Je l’entends se glisser dans l’eau avec une certaine lenteur.

 

— Qu’est-ce que cela fait de reprendre les courses ? demande-t-elle.

— Ça m’avait manqué et à Fafnir aussi, il était plus emballé que moi dans l’écurie.

— Tu vas continuer ?

— Ce serait dommage d’arrêter aussi vite. Il me faut une nouvelle combi, par contre.

— Trop à l’étroit dans celle-ci, dit-elle, en riant.

— Il faudra que j’entraine Fafnir, il a su tenir, mais il est claqué et ça s’est dû à un manque d’endurance. Il ne pourra pas le faire à chaque fois et ce n’est pas bon pour lui non plus.

— Il y a plusieurs courses sur une année, si je me le rappelle, bien ?

— Il y en a trois, une en juin, une en septembre et une en mars.

 

Je glisse pour passer la tête sous l’eau et me mouiller les cheveux, les enduis de shampoing, puis attrape le savon que je glisse dans un gant pour me frotter, ce qui fait pencher sa tête à Aéon.

 

— Tu as une drôle de façon de faire.

— Si je ne mets pas le savon dedans, comment je me lave ?

— Frotte-le sur le gant ?

— Moins chiant ainsi…

 

Elle rit, se plonge sous l’eau et se redresse comme un canard tout en s’ébrouant doucement. J’ai une idée en tête depuis cette nuit.
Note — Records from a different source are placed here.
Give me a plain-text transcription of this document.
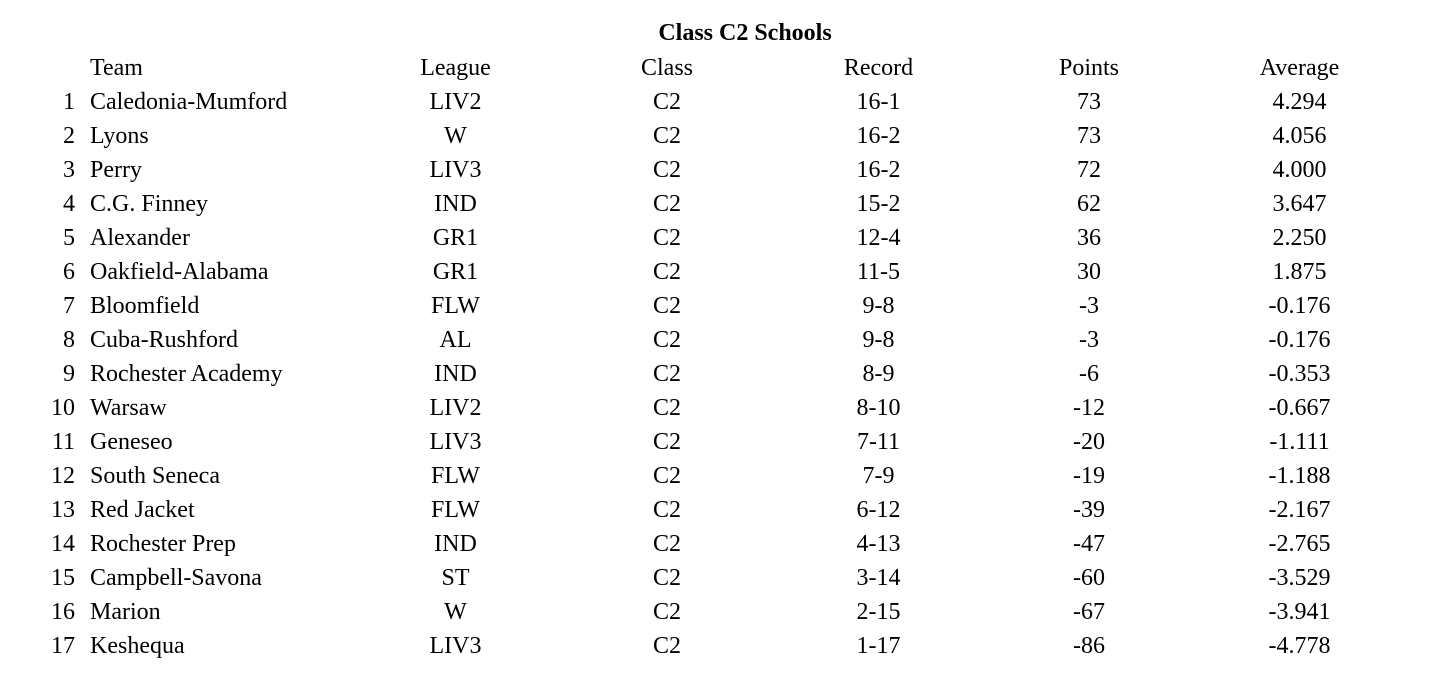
Class C2 Schools
	Team	League	Class	Record	Points	Average
1	Caledonia-Mumford	LIV2	C2	16-1	73	4.294
2	Lyons	W	C2	16-2	73	4.056
3	Perry	LIV3	C2	16-2	72	4.000
4	C.G. Finney	IND	C2	15-2	62	3.647
5	Alexander	GR1	C2	12-4	36	2.250
6	Oakfield-Alabama	GR1	C2	11-5	30	1.875
7	Bloomfield	FLW	C2	9-8	-3	-0.176
8	Cuba-Rushford	AL	C2	9-8	-3	-0.176
9	Rochester Academy	IND	C2	8-9	-6	-0.353
10	Warsaw	LIV2	C2	8-10	-12	-0.667
11	Geneseo	LIV3	C2	7-11	-20	-1.111
12	South Seneca	FLW	C2	7-9	-19	-1.188
13	Red Jacket	FLW	C2	6-12	-39	-2.167
14	Rochester Prep	IND	C2	4-13	-47	-2.765
15	Campbell-Savona	ST	C2	3-14	-60	-3.529
16	Marion	W	C2	2-15	-67	-3.941
17	Keshequa	LIV3	C2	1-17	-86	-4.778
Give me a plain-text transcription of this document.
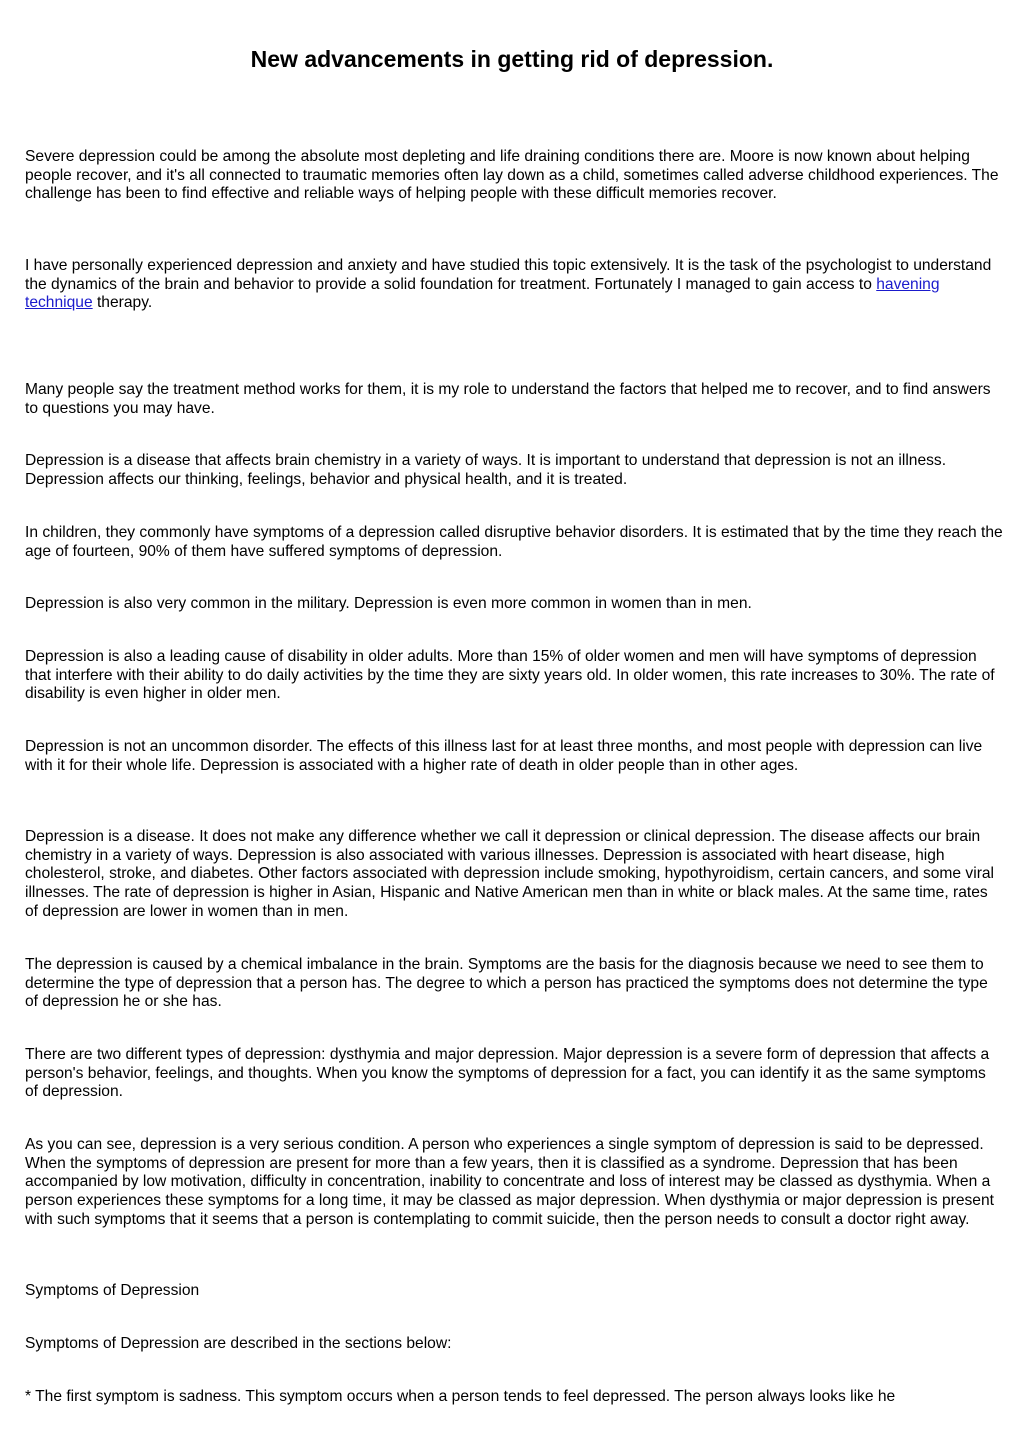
New advancements in getting rid of depression.

Severe depression could be among the absolute most depleting and life draining conditions there are. Moore is now known about helping people recover, and it's all connected to traumatic memories often lay down as a child, sometimes called adverse childhood experiences. The challenge has been to find effective and reliable ways of helping people with these difficult memories recover.

I have personally experienced depression and anxiety and have studied this topic extensively. It is the task of the psychologist to understand the dynamics of the brain and behavior to provide a solid foundation for treatment. Fortunately I managed to gain access to havening technique therapy.

Many people say the treatment method works for them, it is my role to understand the factors that helped me to recover, and to find answers to questions you may have.

Depression is a disease that affects brain chemistry in a variety of ways. It is important to understand that depression is not an illness. Depression affects our thinking, feelings, behavior and physical health, and it is treated.

In children, they commonly have symptoms of a depression called disruptive behavior disorders. It is estimated that by the time they reach the age of fourteen, 90% of them have suffered symptoms of depression.

Depression is also very common in the military. Depression is even more common in women than in men.

Depression is also a leading cause of disability in older adults. More than 15% of older women and men will have symptoms of depression that interfere with their ability to do daily activities by the time they are sixty years old. In older women, this rate increases to 30%. The rate of disability is even higher in older men.

Depression is not an uncommon disorder. The effects of this illness last for at least three months, and most people with depression can live with it for their whole life. Depression is associated with a higher rate of death in older people than in other ages.

Depression is a disease. It does not make any difference whether we call it depression or clinical depression. The disease affects our brain chemistry in a variety of ways. Depression is also associated with various illnesses. Depression is associated with heart disease, high cholesterol, stroke, and diabetes. Other factors associated with depression include smoking, hypothyroidism, certain cancers, and some viral illnesses. The rate of depression is higher in Asian, Hispanic and Native American men than in white or black males. At the same time, rates of depression are lower in women than in men.

The depression is caused by a chemical imbalance in the brain. Symptoms are the basis for the diagnosis because we need to see them to determine the type of depression that a person has. The degree to which a person has practiced the symptoms does not determine the type of depression he or she has.

There are two different types of depression: dysthymia and major depression. Major depression is a severe form of depression that affects a person's behavior, feelings, and thoughts. When you know the symptoms of depression for a fact, you can identify it as the same symptoms of depression.

As you can see, depression is a very serious condition. A person who experiences a single symptom of depression is said to be depressed. When the symptoms of depression are present for more than a few years, then it is classified as a syndrome. Depression that has been accompanied by low motivation, difficulty in concentration, inability to concentrate and loss of interest may be classed as dysthymia. When a person experiences these symptoms for a long time, it may be classed as major depression. When dysthymia or major depression is present with such symptoms that it seems that a person is contemplating to commit suicide, then the person needs to consult a doctor right away.

Symptoms of Depression

Symptoms of Depression are described in the sections below:

* The first symptom is sadness. This symptom occurs when a person tends to feel depressed. The person always looks like he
Cependant, j'hésite franchement à la lui proposer, je peux toujours tenter de l’amener sur le sujet :

 

— Si le renard vient à ta rencontre dans les jours prochains, vous allez sans doute rester dans le coin puisque la neige va bientôt commencer à tomber, dis-je sobrement.
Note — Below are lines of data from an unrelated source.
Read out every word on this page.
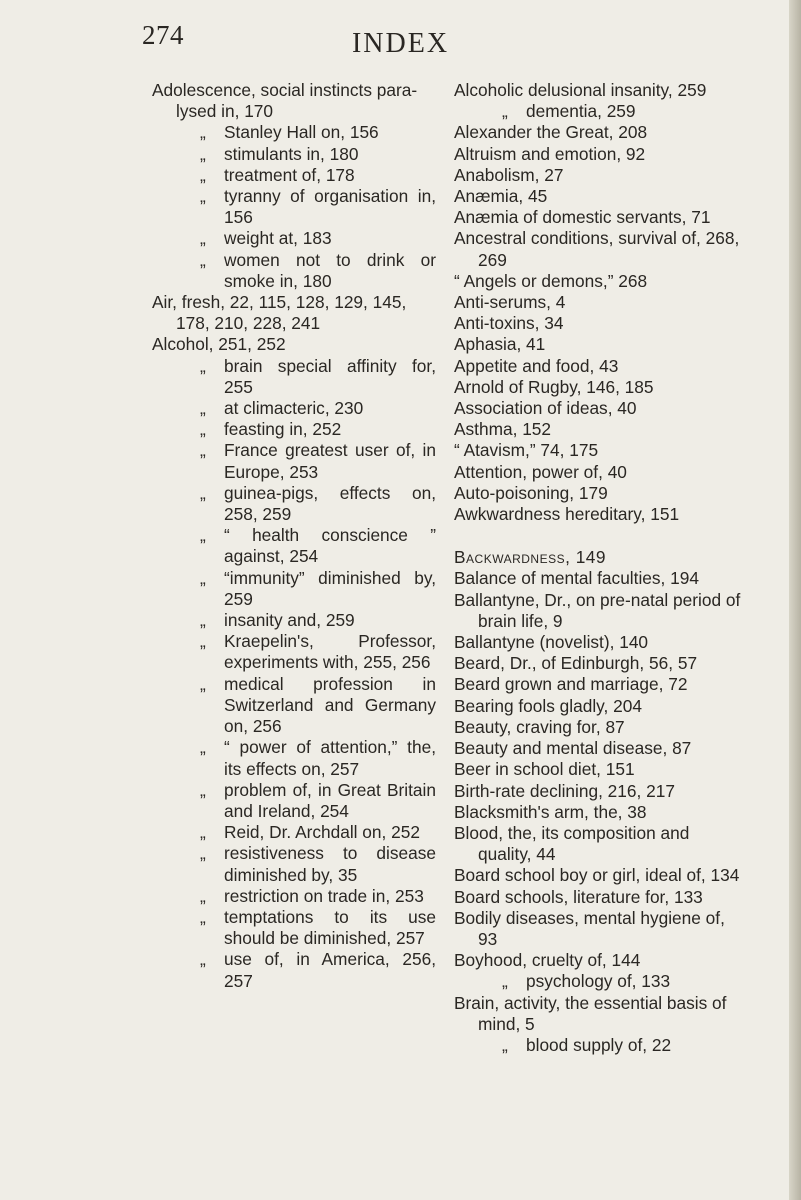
274	INDEX
Adolescence, social instincts paralysed in, 170
„ Stanley Hall on, 156
„ stimulants in, 180
„ treatment of, 178
„ tyranny of organisation in, 156
„ weight at, 183
„ women not to drink or smoke in, 180
Air, fresh, 22, 115, 128, 129, 145, 178, 210, 228, 241
Alcohol, 251, 252
„ brain special affinity for, 255
„ at climacteric, 230
„ feasting in, 252
„ France greatest user of, in Europe, 253
„ guinea-pigs, effects on, 258, 259
„ “ health conscience ” against, 254
„ “immunity” diminished by, 259
„ insanity and, 259
„ Kraepelin's, Professor, experiments with, 255, 256
„ medical profession in Switzerland and Germany on, 256
„ “ power of attention,” the, its effects on, 257
„ problem of, in Great Britain and Ireland, 254
„ Reid, Dr. Archdall on, 252
„ resistiveness to disease diminished by, 35
„ restriction on trade in, 253
„ temptations to its use should be diminished, 257
„ use of, in America, 256, 257
Alcoholic delusional insanity, 259
„ dementia, 259
Alexander the Great, 208
Altruism and emotion, 92
Anabolism, 27
Anæmia, 45
Anæmia of domestic servants, 71
Ancestral conditions, survival of, 268, 269
“ Angels or demons,” 268
Anti-serums, 4
Anti-toxins, 34
Aphasia, 41
Appetite and food, 43
Arnold of Rugby, 146, 185
Association of ideas, 40
Asthma, 152
“ Atavism,” 74, 175
Attention, power of, 40
Auto-poisoning, 179
Awkwardness hereditary, 151
Backwardness, 149
Balance of mental faculties, 194
Ballantyne, Dr., on pre-natal period of brain life, 9
Ballantyne (novelist), 140
Beard, Dr., of Edinburgh, 56, 57
Beard grown and marriage, 72
Bearing fools gladly, 204
Beauty, craving for, 87
Beauty and mental disease, 87
Beer in school diet, 151
Birth-rate declining, 216, 217
Blacksmith's arm, the, 38
Blood, the, its composition and quality, 44
Board school boy or girl, ideal of, 134
Board schools, literature for, 133
Bodily diseases, mental hygiene of, 93
Boyhood, cruelty of, 144
„ psychology of, 133
Brain, activity, the essential basis of mind, 5
„ blood supply of, 22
— Oui, nous resterons dans le coin.

— Je sais que vous n’aimez pas les humains, mais cela ne me dérangerait pas que vous vous installiez chez moi pour l’hiver.

— Personnellement, cela me ravirait et Abysse aussi, mais Vlase et Dagan, j’en ai un doute.
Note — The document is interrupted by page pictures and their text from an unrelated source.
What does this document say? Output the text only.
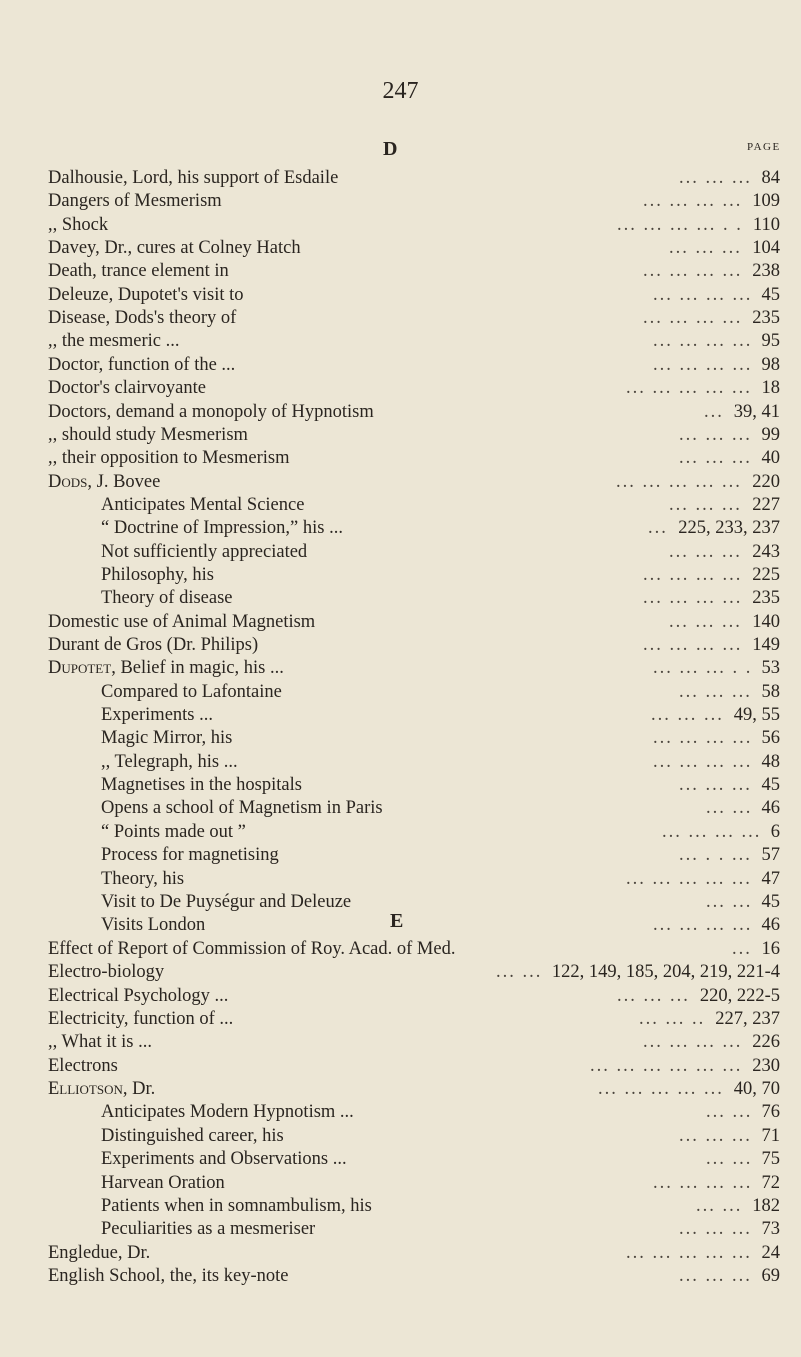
247
PAGE
D
Dalhousie, Lord, his support of Esdaile	84
... ... ...
Dangers of Mesmerism	109
... ... ... ...
,, Shock	110
... ... ... ... . .
Davey, Dr., cures at Colney Hatch	104
... ... ...
Death, trance element in	238
... ... ... ...
Deleuze, Dupotet's visit to	45
... ... ... ...
Disease, Dods's theory of	235
... ... ... ...
,, the mesmeric ...	95
... ... ... ...
Doctor, function of the ...	98
... ... ... ...
Doctor's clairvoyante	18
... ... ... ... ...
Doctors, demand a monopoly of Hypnotism	39, 41
...
,, should study Mesmerism	99
... ... ...
,, their opposition to Mesmerism	40
... ... ...
Dods, J. Bovee	220
... ... ... ... ...
Anticipates Mental Science	227
... ... ...
“ Doctrine of Impression,” his ...	225, 233, 237
...
Not sufficiently appreciated	243
... ... ...
Philosophy, his	225
... ... ... ...
Theory of disease	235
... ... ... ...
Domestic use of Animal Magnetism	140
... ... ...
Durant de Gros (Dr. Philips)	149
... ... ... ...
Dupotet, Belief in magic, his ...	53
... ... ... . .
Compared to Lafontaine	58
... ... ...
Experiments ...	49, 55
... ... ...
Magic Mirror, his	56
... ... ... ...
,, Telegraph, his ...	48
... ... ... ...
Magnetises in the hospitals	45
... ... ...
Opens a school of Magnetism in Paris	46
... ...
“ Points made out ”	6
... ... ... ...
Process for magnetising	57
... . . ...
Theory, his	47
... ... ... ... ...
Visit to De Puységur and Deleuze	45
... ...
Visits London	46
... ... ... ...
E
Effect of Report of Commission of Roy. Acad. of Med.	16
...
Electro-biology	122, 149, 185, 204, 219, 221-4
... ...
Electrical Psychology ...	220, 222-5
... ... ...
Electricity, function of ...	227, 237
... ... ..
,, What it is ...	226
... ... ... ...
Electrons	230
... ... ... ... ... ...
Elliotson, Dr.	40, 70
... ... ... ... ...
Anticipates Modern Hypnotism ...	76
... ...
Distinguished career, his	71
... ... ...
Experiments and Observations ...	75
... ...
Harvean Oration	72
... ... ... ...
Patients when in somnambulism, his	182
... ...
Peculiarities as a mesmeriser	73
... ... ...
Engledue, Dr.	24
... ... ... ... ...
English School, the, its key-note	69
... ... ...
— Faites comme vous voulez, je ne fais que proposer, dis-je en la regardant dans les yeux.

— J’en discuterai avec Vlase, les autres ne seront pas contre… Si nous profitions de la bonne saison pour voyager et que nous revenions chez toi pour l’hiver. Serait-ce grave que tu t’absentes la moitié de l’année ?

 

Je la regarde alors, surpris. Laisser Ulrick se débrouiller autant de temps ? La maison, ce n’est pas un problème et les drakes m’accompagneraient. Mais Ulrick… Je serre les dents tandis que mon cœur s’emballe à cette idée terrée au fond de moi que je refoule depuis des années. J’ai toujours eu envie de partir, bien que, devrais-je avouer, que cela me fait peur.

 

— Nous ne sommes pas obligés d’aller loin au début et franchement, même si Ulrick devra se passer de toi, je trouve que ton village ne te mérite pas, dit-elle d’un ton plus sec.

 

Je soupire doucement en fermant les yeux tout en posant ma nuque sur le rebord du bain. Peut-être que je n’ai rien à leur rendre mais ce n’est pas pour eux que je suis devenu vétérinaire, c’est pour les drakes. 

Cornelia a plusieurs fois raté les examens pour être diplômée vétérinaire. Elle assiste Ulrick et se débrouille aussi bien que moi sur le terrain. Mais une fois qu’Ulrick prendra sa retraite, elle ne pourra pas reprendre les rênes sans diplôme validé par l'État. 

Dans ce cas, on nous enverrait un vétérinaire qui n’aurait aucun savoir-faire avec les drakes. Ce que les villageois, et je peux les comprendre, n’accepteront pas. C’est bien la première fois qu’une décision me semble si compliquée.